Test whether the user is in the `docker` group

Bash
groups | grep -q "\bdocker\b" && echo yes
Fish
contains docker (groups); and echo yes
PowerShell
(whoami /groups) -match "\\docker"
cmd.exe
whoami /groups | findstr /C:"docker"

List groups for another user

Bash
groups alice
Zsh
id -Gn alice
Fish
id -Gn alice
PowerShell
Get-LocalUser alice | Get-Member -MemberType *
cmd.exe
net user alice

Gotchas

  • On Unix, `groups` shows the user's STATIC group membership (from `/etc/group`). But a running PROCESS may have a DIFFERENT effective group set — kernel-side credential changes via `setgroups(2)`, container namespaces, or PAM modules can add/remove groups at session start. To see what THIS shell's process actually has, `id -G` (current process credential) is authoritative; `groups alice` is "what alice WOULD have at next login".
  • Newly added group membership doesn't apply to existing sessions. After `usermod -aG docker alice`, `alice`'s currently-open shells still don't have `docker` in their group set — the kernel snapshotted the credentials at login. Fix: log out and back in, or `newgrp docker` (starts a new sub-shell with the added group), or for ssh-managed sessions `ssh -t alice@host` for a fresh login.
  • On Windows, `whoami /groups` includes special "deny-only" group SIDs when running with split tokens (UAC-elevated cmd vs non-elevated).
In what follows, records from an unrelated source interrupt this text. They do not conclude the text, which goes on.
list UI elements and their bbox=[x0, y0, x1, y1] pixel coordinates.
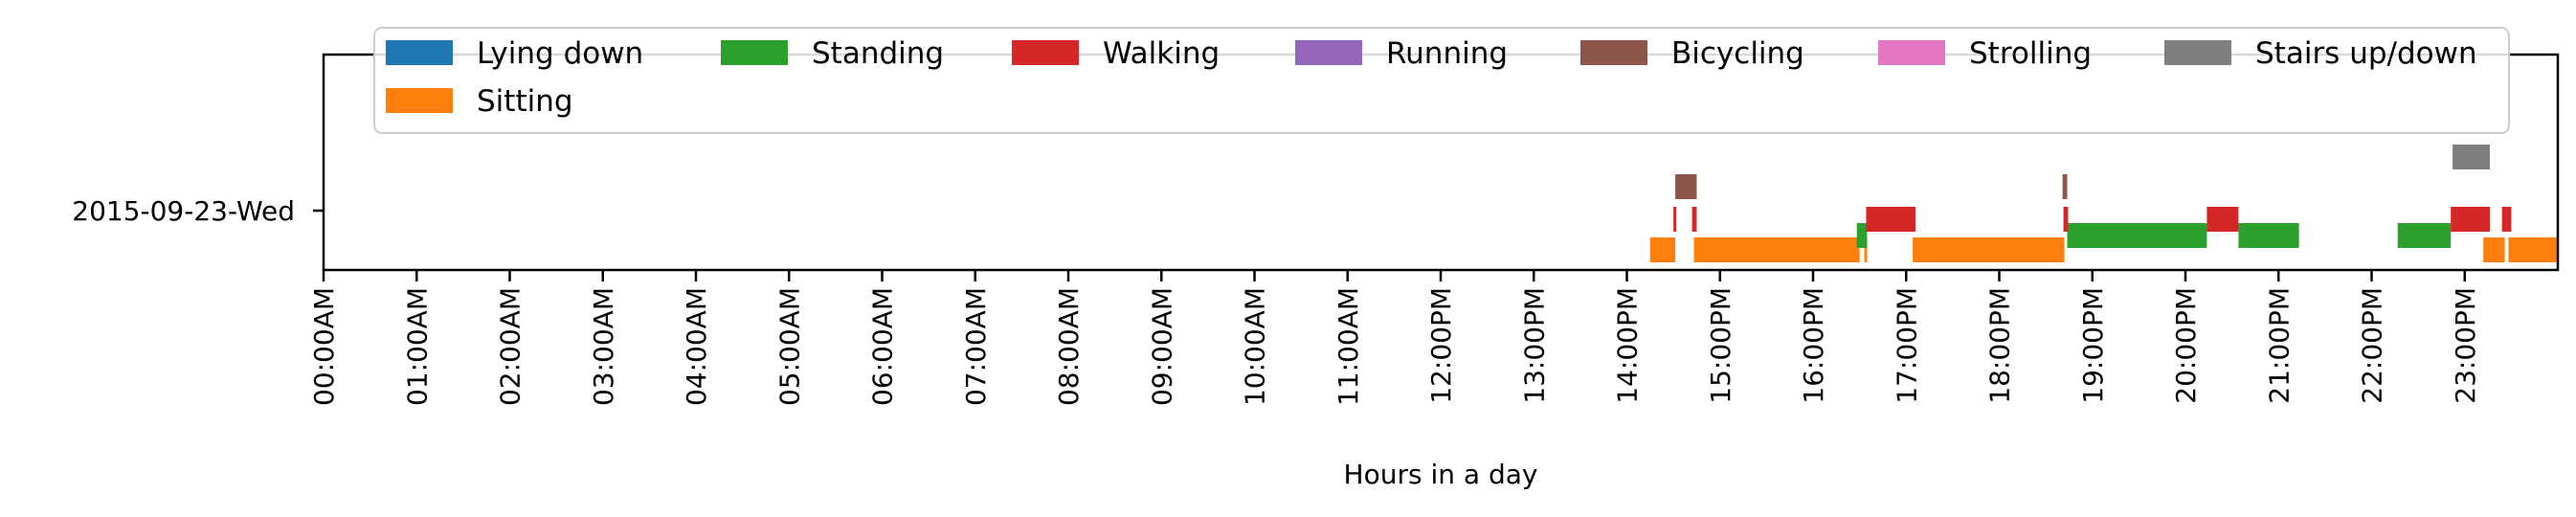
activity-bar-bicycling-1 bbox=[2062, 174, 2068, 199]
x-tick-label: 03:00AM bbox=[588, 287, 619, 406]
activity-bar-sitting-4 bbox=[2483, 237, 2505, 262]
x-tick-label: 08:00AM bbox=[1053, 287, 1085, 406]
x-tick-label: 04:00AM bbox=[681, 287, 712, 406]
x-tick-label: 16:00PM bbox=[1798, 287, 1829, 404]
activity-bar-sitting-1 bbox=[1693, 237, 1860, 262]
legend-label-sitting: Sitting bbox=[477, 84, 573, 119]
activity-bar-walking-6 bbox=[2501, 207, 2512, 232]
activity-bar-sitting-0 bbox=[1649, 237, 1676, 262]
activity-bar-bicycling-0 bbox=[1675, 174, 1697, 199]
day-row-label: 2015-09-23-Wed bbox=[72, 195, 295, 227]
x-tick-label: 05:00AM bbox=[773, 287, 805, 406]
activity-bar-sitting-5 bbox=[2508, 237, 2558, 262]
x-tick-label: 15:00PM bbox=[1705, 287, 1736, 404]
legend-label-strolling: Strolling bbox=[1969, 36, 2092, 71]
activity-bars bbox=[1649, 145, 2558, 262]
x-tick-label: 12:00PM bbox=[1425, 287, 1457, 404]
activity-bar-stairs-up-down-0 bbox=[2453, 145, 2491, 169]
legend: Lying down Sitting Standing Walking Running B… bbox=[373, 27, 2510, 134]
activity-bar-standing-0 bbox=[1856, 223, 1868, 248]
x-tick-label: 17:00PM bbox=[1891, 287, 1922, 404]
x-axis-ticks: 00:00AM 01:00AM 02:00AM 03:00AM 04:00AM 05:00… bbox=[308, 270, 2481, 406]
x-tick-label: 20:00PM bbox=[2170, 287, 2202, 404]
x-tick-label: 01:00AM bbox=[401, 287, 433, 406]
x-tick-label: 23:00PM bbox=[2450, 287, 2481, 404]
legend-label-standing: Standing bbox=[812, 36, 944, 71]
legend-swatch-strolling bbox=[1878, 40, 1945, 65]
activity-bar-standing-2 bbox=[2238, 223, 2299, 248]
x-tick-label: 00:00AM bbox=[308, 287, 340, 406]
x-tick-label: 06:00AM bbox=[867, 287, 899, 406]
x-tick-label: 13:00PM bbox=[1518, 287, 1550, 404]
x-tick-label: 02:00AM bbox=[495, 287, 526, 406]
activity-bar-walking-3 bbox=[2063, 207, 2069, 232]
activity-bar-walking-1 bbox=[1691, 207, 1697, 232]
activity-bar-standing-3 bbox=[2397, 223, 2452, 248]
activity-bar-standing-1 bbox=[2067, 223, 2207, 248]
x-tick-label: 18:00PM bbox=[1984, 287, 2016, 404]
activity-bar-walking-0 bbox=[1673, 207, 1677, 232]
legend-swatch-bicycling bbox=[1580, 40, 1647, 65]
legend-swatch-lying-down bbox=[386, 40, 453, 65]
activity-bar-sitting-2 bbox=[1864, 237, 1868, 262]
x-tick-label: 19:00PM bbox=[2077, 287, 2109, 404]
x-tick-label: 11:00AM bbox=[1333, 287, 1364, 406]
legend-swatch-stairs-up-down bbox=[2164, 40, 2231, 65]
legend-label-bicycling: Bicycling bbox=[1671, 36, 1804, 71]
legend-frame bbox=[373, 27, 2510, 134]
legend-swatch-walking bbox=[1012, 40, 1079, 65]
x-tick-label: 21:00PM bbox=[2263, 287, 2295, 404]
x-tick-label: 14:00PM bbox=[1612, 287, 1644, 404]
legend-label-walking: Walking bbox=[1103, 36, 1220, 71]
legend-label-lying-down: Lying down bbox=[477, 36, 643, 71]
activity-bar-walking-5 bbox=[2451, 207, 2491, 232]
x-tick-label: 09:00AM bbox=[1146, 287, 1177, 406]
legend-swatch-sitting bbox=[386, 88, 453, 113]
x-tick-label: 10:00AM bbox=[1240, 287, 1271, 406]
activity-bar-walking-4 bbox=[2206, 207, 2239, 232]
legend-swatch-running bbox=[1295, 40, 1362, 65]
activity-bar-walking-2 bbox=[1866, 207, 1915, 232]
x-tick-label: 22:00PM bbox=[2357, 287, 2388, 404]
x-axis-label: Hours in a day bbox=[1344, 459, 1538, 490]
x-tick-label: 07:00AM bbox=[960, 287, 992, 406]
activity-bar-sitting-3 bbox=[1913, 237, 2065, 262]
legend-label-stairs-up-down: Stairs up/down bbox=[2255, 36, 2477, 71]
legend-swatch-standing bbox=[721, 40, 788, 65]
legend-label-running: Running bbox=[1386, 36, 1508, 71]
The `BUILTIN\Administrators` group shows up as "Deny Only" in your non-elevated shell — meaning you ARE in that group, but the token-side deny-flag stops policy from honouring it until you elevate. Don't treat "in group" as "has access" on Windows without checking the deny flag.
  • macOS group system has TWO databases: `/etc/group` (Unix-traditional) and Directory Services. `groups alice` reads `/etc/group`; `dscl . -read /Users/alice GroupMembership` reads DS. Apps installed via package managers (Homebrew formulas that create their own group, e.g. `docker`, `dba`) might end up in only one — `id -Gn alice` reads both via the membership API, so prefer that on macOS.
  • In Linux containers, `groups` often shows just one group (the primary) because the container image's `/etc/group` doesn't list your user in any supplementary groups. Mounting the host's `/etc/group` doesn't fix it — the file is read at login, and most container entrypoints don't do PAM login. The clean fix: build the container with the right user / group setup, or use `--user $(id -u):$(id -g) --group-add $(id -g docker)` on docker run.

WSL & PowerShell Core notes

pwshNo native cross-platform pwsh cmdlet for "my groups" — Windows pwsh has `Get-LocalUser` / `Get-LocalGroupMember`, Linux / macOS pwsh has nothing equivalent (groups are a Unix-specific kernel concept on those OSes). For portable code, shell out: `& id -Gn` on Unix pwsh; `whoami /groups` on Windows pwsh. A unified wrapper: `$IsWindows ? (whoami /groups) : (id -Gn)` works since pwsh 6+.
WSLWSL has its own `/etc/group` separate from Windows' group concept. `groups` inside WSL shows the WSL user's Linux groups (typically `<user> adm dialout cdrom sudo dip plugdev` on Ubuntu). It does NOT reflect Windows AD group membership. For Windows-side groups from inside WSL, `whoami.exe /groups` works directly. If your tooling cares about cross-side group equivalence (e.g., grant docker socket access to the WSL user but use Windows AD for identity), you need to map them manually — they're separate systems.